Rule 10b5-1 allows a company’s officers and directors to adopt pre-arranged stock trading plans that meet certain requirements when they do not have material, non-public information, to provide for the sale of up to a predetermined, fixed number of company shares under certain specified conditions. Because sales under the Plan are subject to certain market pricing parameters and trading limitations, Mr. Bialecki will not have discretion over the exact number of shares that will be sold under the Plan.

Mr. Bialecki’s Plan allows for diversification of his personal assets. Mr. Bialecki has not sold any shares of Klaviyo common stock since the closing of Klaviyo’s initial public offering on September 22, 2023, and these planned transactions represent 8.1% of his current beneficial ownership of 98,865,414 shares of the Company’s Series B common stock, par value $0.001 per share.

Mr. Bialecki's compensation from Klaviyo remains an annual base salary of $75,000, with no bonus, variable compensation, stock options or restricted stock units. Additional details on Mr. Bialecki's compensation are set forth in the Company’s filings with the Securities and Exchange Commission (the “SEC”).

Any transactions under the Plan will be disclosed publicly through Form 4 filings with the SEC.

About Klaviyo

Klaviyo (NYSE: KVYO) is the only CRM built for B2C brands. Powered by its built-in data platform and AI insights, Klaviyo combines marketing automation, analytics, and customer service into one unified solution, making it easy for businesses to know their customers and grow faster. Klaviyo (CLAY-vee-oh) helps relationship-driven brands like Mattel, Glossier, Core Power Yoga, Daily Harvest and 169,000+ others deliver 1:1 experiences at scale, improve efficiency, and drive revenue.
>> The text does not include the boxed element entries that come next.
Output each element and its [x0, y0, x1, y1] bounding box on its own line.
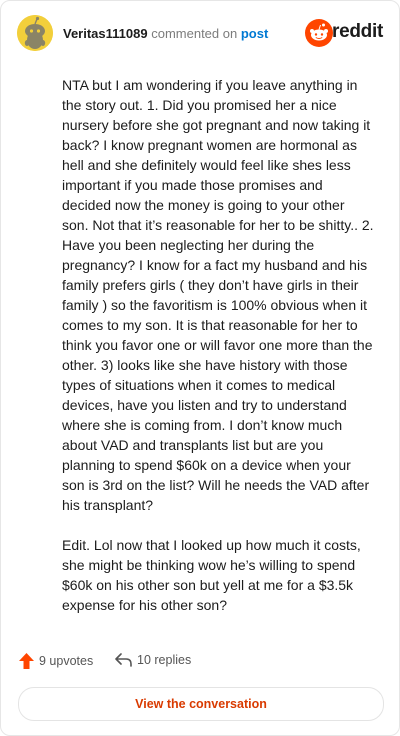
brand-wordmark: reddit — [332, 21, 383, 42]
replies-count: 10 replies — [137, 653, 192, 667]
username-link[interactable]: Veritas111089 — [63, 26, 148, 41]
reply-arrow-icon — [115, 653, 132, 667]
post-link[interactable]: post — [241, 26, 268, 41]
byline: Veritas111089 commented on post — [63, 26, 268, 41]
action-text: commented on — [151, 26, 238, 41]
comment-paragraph: NTA but I am wondering if you leave anyt… — [62, 77, 374, 513]
snoo-avatar-icon[interactable] — [17, 15, 53, 51]
view-conversation-button[interactable]: View the conversation — [18, 687, 384, 721]
comment-paragraph: Edit. Lol now that I looked up how much … — [62, 537, 361, 613]
comment-body: NTA but I am wondering if you leave anyt… — [62, 75, 374, 635]
comment-card: Veritas111089 commented on post reddit N… — [0, 0, 400, 736]
upvotes-stat[interactable]: 9 upvotes — [19, 653, 93, 669]
replies-stat[interactable]: 10 replies — [115, 653, 191, 667]
comment-header: Veritas111089 commented on post reddit — [17, 15, 383, 55]
upvotes-count: 9 upvotes — [39, 654, 94, 668]
upvote-arrow-icon — [19, 653, 34, 669]
reddit-logo-icon — [305, 19, 333, 52]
Forward-Looking Statements

This press release includes certain “forward-looking statements” within the meaning of the Private Securities Litigation Reform Act of 1995, including among other things, statements concerning the Plan and Mr. Bialecki’s ownership of shares of our common stock. These forward-looking statements include, but are not limited to, plans, intentions, expectations, strategies and prospects and other statements contained in this press release that are not historical facts and statements identified by words such as “will,” “expects,” “anticipates,” “intends,” “plans,” “believes,” “seeks,” “estimates” or words of similar meaning. These forward-looking statements reflect our current views about our plans, intentions, expectations, strategies and prospects, which are based on the information currently available to us and on assumptions we have made. Although we believe that our plans, intentions, expectations, strategies and prospects as reflected in or suggested by those forward-looking statements are reasonable, we can give no assurance that the plans, intentions, expectations, strategies or prospects will be attained or achieved. Furthermore, actual results may differ materially from those described in the forward-looking statements and will be affected by a variety of risks and factors that are beyond our control, including, the risks set forth under the caption “Risk Factors” in the Company’s Quarterly Report on Form 10-Q for the quarter ended March 31, 2025 and in subsequent filings made by the Company with the SEC. We assume no obligation to update any forward-looking statements contained in this document as a result of new information, future events or otherwise.